AgentSocialBench: Valutazione dei Rischi per la Privacy nelle Reti Sociali Agenti-Centrate sull'Uomo
AgentSocialBench: Evaluating Privacy Risks in Human-Centered Agentic Social Networks
April 1, 2026
Autori: Prince Zizhuang Wang, Shuli Jiang
cs.AI
Abstract
Con l'emergere di framework di agenti LLM persistenti e personalizzati come OpenClaw, le reti sociali agent-centriche orientate all'uomo, in cui team di agenti IA collaborativi servono utenti individuali in una rete sociale attraverso molteplici domini, stanno diventando una realtà. Questo contesto crea nuove sfide per la privacy: gli agenti devono coordinarsi oltre i confini di dominio, mediare tra esseri umani e interagire con gli agenti di altri utenti, il tutto proteggendo informazioni personali sensibili. Sebbene lavori precedenti abbiano valutato il coordinamento multi-agente e la preservazione della privacy, le dinamiche e i rischi per la privacy nelle reti sociali agent-centriche orientate all'uomo rimangono inesplorati.
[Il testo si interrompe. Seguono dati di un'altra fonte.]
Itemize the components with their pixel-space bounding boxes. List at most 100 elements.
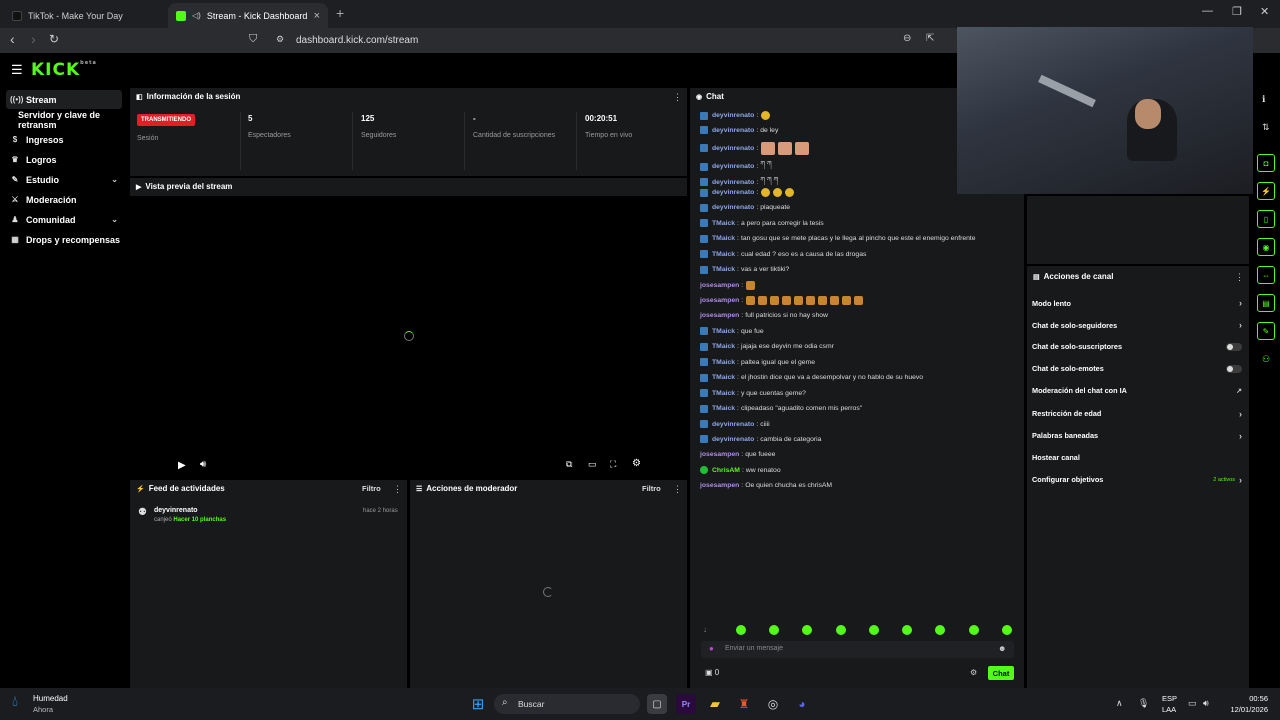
rail-button-bolt[interactable]: ⚡ xyxy=(1257,182,1275,200)
channel-action-row[interactable]: Chat de solo-suscriptores xyxy=(1032,342,1242,351)
chat-username[interactable]: josesampen xyxy=(700,482,739,489)
emote-icon[interactable] xyxy=(769,625,779,635)
sidebar-item-server-key[interactable]: Servidor y clave de retransm xyxy=(6,110,122,130)
sidebar-item-drops[interactable]: ▦ Drops y recompensas xyxy=(6,230,122,249)
chat-username[interactable]: TMaick xyxy=(712,251,735,258)
sidebar-item-estudio[interactable]: ✎ Estudio ⌄ xyxy=(6,170,122,189)
mic-tray-icon[interactable]: 🎙︎ xyxy=(1138,698,1149,709)
chat-username[interactable]: deyvinrenato xyxy=(712,421,754,428)
chat-username[interactable]: TMaick xyxy=(712,343,735,350)
channel-action-row[interactable]: Restricción de edad › xyxy=(1032,409,1242,419)
weather-icon[interactable]: 💧︎ xyxy=(12,693,18,710)
task-view-icon[interactable]: ▢ xyxy=(647,694,667,714)
chat-username[interactable]: deyvinrenato xyxy=(712,112,754,119)
chat-username[interactable]: TMaick xyxy=(712,359,735,366)
emote-icon[interactable] xyxy=(935,625,945,635)
chat-username[interactable]: josesampen xyxy=(700,312,739,319)
language-indicator[interactable]: ESP xyxy=(1162,694,1177,703)
rail-button-wrench[interactable]: ✎ xyxy=(1257,322,1275,340)
chat-username[interactable]: josesampen xyxy=(700,297,739,304)
more-options-icon[interactable]: ⋮ xyxy=(673,484,682,495)
rail-button-chat[interactable]: ◉ xyxy=(1257,238,1275,256)
rail-button-swap[interactable]: ⇔ xyxy=(1257,266,1275,284)
play-icon[interactable]: ▶ xyxy=(178,460,186,471)
rail-button-list[interactable]: ▯ xyxy=(1257,210,1275,228)
sidebar-item-logros[interactable]: ♛ Logros xyxy=(6,150,122,169)
settings-icon[interactable]: ⚙ xyxy=(632,458,641,469)
more-options-icon[interactable]: ⋮ xyxy=(673,92,682,103)
send-chat-button[interactable]: Chat xyxy=(988,666,1014,680)
clock-time[interactable]: 00:56 xyxy=(1222,694,1268,703)
chat-username[interactable]: josesampen xyxy=(700,451,739,458)
chat-username[interactable]: deyvinrenato xyxy=(712,204,754,211)
discord-icon[interactable]: ◕ xyxy=(792,694,812,714)
chat-username[interactable]: TMaick xyxy=(712,328,735,335)
bookmark-icon[interactable]: ⛉ xyxy=(249,33,257,46)
volume-icon[interactable]: 🔊︎ xyxy=(200,459,206,470)
close-window-button[interactable]: ✕ xyxy=(1260,5,1269,18)
channel-action-row[interactable]: Chat de solo-seguidores › xyxy=(1032,320,1242,330)
browser-tab-tiktok[interactable]: TikTok - Make Your Day xyxy=(4,3,164,28)
theater-icon[interactable]: ▭ xyxy=(588,459,597,470)
info-icon[interactable]: ℹ xyxy=(1262,94,1265,105)
fullscreen-icon[interactable]: ⛶ xyxy=(610,459,616,470)
sidebar-item-stream[interactable]: ((•)) Stream xyxy=(6,90,122,109)
chat-username[interactable]: deyvinrenato xyxy=(712,179,754,186)
emote-icon[interactable] xyxy=(869,625,879,635)
chat-username[interactable]: TMaick xyxy=(712,266,735,273)
share-icon[interactable]: ⚇ xyxy=(1262,354,1270,365)
toggle-switch[interactable] xyxy=(1226,364,1242,373)
back-icon[interactable]: ‹ xyxy=(10,31,15,47)
sliders-icon[interactable]: ⇅ xyxy=(1262,122,1270,133)
minimize-button[interactable]: — xyxy=(1202,5,1213,17)
channel-action-row[interactable]: Configurar objetivos 2 activos › xyxy=(1032,475,1242,485)
chat-username[interactable]: deyvinrenato xyxy=(712,163,754,170)
chat-username[interactable]: TMaick xyxy=(712,235,735,242)
rail-button-grid[interactable]: ▤ xyxy=(1257,294,1275,312)
menu-icon[interactable]: ☰ xyxy=(11,62,23,78)
filter-button[interactable]: Filtro xyxy=(642,484,661,493)
chat-username[interactable]: deyvinrenato xyxy=(712,189,754,196)
chat-username[interactable]: TMaick xyxy=(712,374,735,381)
mic-icon[interactable]: ↓ xyxy=(703,625,713,635)
share-icon[interactable]: ⇱ xyxy=(926,33,934,44)
chat-username[interactable]: ChrisAM xyxy=(712,467,740,474)
new-tab-button[interactable]: + xyxy=(336,5,344,21)
chat-username[interactable]: deyvinrenato xyxy=(712,436,754,443)
premiere-icon[interactable]: Pr xyxy=(676,694,696,714)
points-display[interactable]: ▣ 0 xyxy=(705,668,719,677)
emote-icon[interactable] xyxy=(969,625,979,635)
more-options-icon[interactable]: ⋮ xyxy=(393,484,402,495)
pip-icon[interactable]: ⧉ xyxy=(566,459,572,470)
chat-username[interactable]: deyvinrenato xyxy=(712,127,754,134)
weather-title[interactable]: Humedad xyxy=(33,694,68,703)
channel-action-row[interactable]: Chat de solo-emotes xyxy=(1032,364,1242,373)
kick-logo[interactable]: KICKbeta xyxy=(31,60,97,80)
emote-icon[interactable] xyxy=(902,625,912,635)
network-icon[interactable]: ▭ xyxy=(1188,698,1197,709)
more-options-icon[interactable]: ⋮ xyxy=(1235,272,1244,283)
mic-icon[interactable]: ● xyxy=(709,644,714,653)
sidebar-item-comunidad[interactable]: ♟ Comunidad ⌄ xyxy=(6,210,122,229)
chat-username[interactable]: TMaick xyxy=(712,405,735,412)
tray-chevron-icon[interactable]: ∧ xyxy=(1116,698,1123,709)
chat-username[interactable]: TMaick xyxy=(712,390,735,397)
activity-user[interactable]: deyvinrenato xyxy=(154,507,198,514)
emote-icon[interactable] xyxy=(1002,625,1012,635)
filter-button[interactable]: Filtro xyxy=(362,484,381,493)
url-input[interactable]: dashboard.kick.com/stream xyxy=(296,35,418,46)
forward-icon[interactable]: › xyxy=(31,31,36,47)
windows-start-icon[interactable]: ⊞ xyxy=(468,694,488,714)
toggle-switch[interactable] xyxy=(1226,342,1242,351)
rail-button-camera[interactable]: ◘ xyxy=(1257,154,1275,172)
chat-username[interactable]: deyvinrenato xyxy=(712,145,754,152)
sidebar-item-ingresos[interactable]: $ Ingresos xyxy=(6,130,122,149)
obs-icon[interactable]: ◎ xyxy=(763,694,783,714)
emoji-picker-icon[interactable]: ☻ xyxy=(998,644,1006,653)
chat-settings-icon[interactable]: ⚙ xyxy=(970,668,977,677)
taskbar-search[interactable]: ⌕ Buscar xyxy=(494,694,640,714)
stream-video-player[interactable]: ▶ 🔊︎ ⧉ ▭ ⛶ ⚙ xyxy=(130,196,687,478)
reload-icon[interactable]: ↻ xyxy=(49,32,59,46)
chat-input[interactable]: ● Enviar un mensaje ☻ xyxy=(701,641,1014,658)
volume-tray-icon[interactable]: 🔊︎ xyxy=(1203,698,1209,709)
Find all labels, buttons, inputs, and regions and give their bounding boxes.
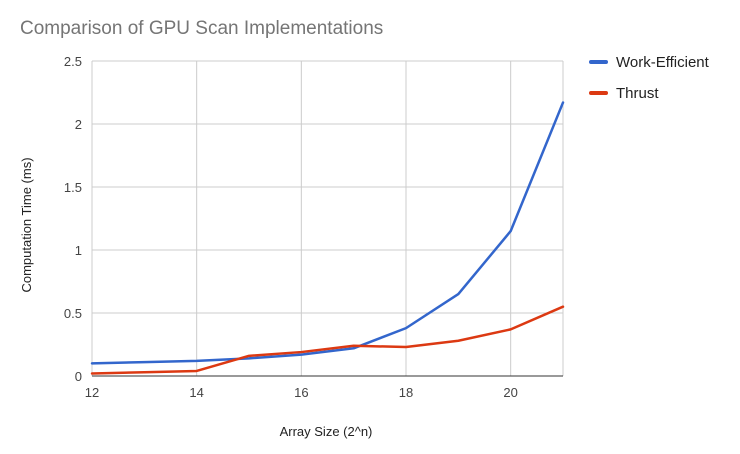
legend: Work-Efficient Thrust	[589, 54, 710, 102]
y-tick-label: 0.5	[64, 306, 82, 321]
y-axis-ticks: 0 0.5 1 1.5 2 2.5	[64, 54, 82, 384]
y-tick-label: 0	[75, 369, 82, 384]
x-axis-ticks: 12 14 16 18 20	[85, 385, 518, 400]
legend-label: Work-Efficient	[616, 54, 710, 71]
y-tick-label: 1	[75, 243, 82, 258]
series-line-thrust	[90, 305, 565, 375]
chart-title: Comparison of GPU Scan Implementations	[20, 18, 383, 39]
series-line-work-efficient	[90, 101, 565, 365]
line-chart: Comparison of GPU Scan Implementations 0…	[19, 18, 710, 439]
series-lines	[90, 101, 565, 375]
y-axis-title: Computation Time (ms)	[19, 157, 34, 292]
x-axis-title: Array Size (2^n)	[280, 424, 373, 439]
x-tick-label: 12	[85, 385, 99, 400]
x-tick-label: 20	[503, 385, 517, 400]
y-tick-label: 2	[75, 117, 82, 132]
grid-lines	[91, 60, 564, 376]
y-tick-label: 2.5	[64, 54, 82, 69]
legend-label: Thrust	[616, 85, 659, 102]
y-tick-label: 1.5	[64, 180, 82, 195]
x-tick-label: 14	[189, 385, 203, 400]
x-tick-label: 16	[294, 385, 308, 400]
x-tick-label: 18	[399, 385, 413, 400]
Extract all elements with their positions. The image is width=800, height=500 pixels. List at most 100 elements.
A tal fine, introduciamo AgentSocialBench, il primo benchmark per valutare sistematicamente il rischio per la privacy in questo contesto, comprendente scenari in sette categorie che abbracciano interazioni diadiche e multipartecipanti, basati su profili utente realistici con etichette di sensibilità gerarchiche e grafi sociali diretti. I nostri esperimenti rivelano che la privacy nelle reti sociali agent-centriche è fondamentalmente più difficile che in contesti mono-agente: (1) il coordinamento cross-dominio e cross-utente crea una pressione di dispersione persistente anche quando agli agenti viene esplicitamente ordinato di proteggere le informazioni, (2) le istruzioni sulla privacy che insegnano agli agenti come astrarre le informazioni sensibili paradossalmente li portano a discuterne di più (lo definiamo paradosso dell'astrazione). Questi risultati sottolineano che gli attuali agenti LLM mancano di meccanismi robusti per la preservazione della privacy nelle reti sociali agent-centriche orientate all'uomo, e che sono necessari nuovi approcci oltre l'ingegneria dei prompt per rendere sicuro il coordinamento sociale mediato da agenti per un dispiegamento nel mondo reale.
English
With the rise of personalized, persistent LLM agent frameworks such as OpenClaw, human-centered agentic social networks in which teams of collaborative AI agents serve individual users in a social network across multiple domains are becoming a reality. This setting creates novel privacy challenges: agents must coordinate across domain boundaries, mediate between humans, and interact with other users' agents, all while protecting sensitive personal information. While prior work has evaluated multi-agent coordination and privacy preservation, the dynamics and privacy risks of human-centered agentic social networks remain unexplored. To this end, we introduce AgentSocialBench, the first benchmark to systematically evaluate privacy risk in this setting, comprising scenarios across seven categories spanning dyadic and multi-party interactions, grounded in realistic user profiles with hierarchical sensitivity labels and directed social graphs. Our experiments reveal that privacy in agentic social networks is fundamentally harder than in single-agent settings: (1) cross-domain and cross-user coordination creates persistent leakage pressure even when agents are explicitly instructed to protect information, (2) privacy instructions that teach agents how to abstract sensitive information paradoxically cause them to discuss it more (we call it abstraction paradox). These findings underscore that current LLM agents lack robust mechanisms for privacy preservation in human-centered agentic social networks, and that new approaches beyond prompt engineering are needed to make agent-mediated social coordination safe for real-world deployment.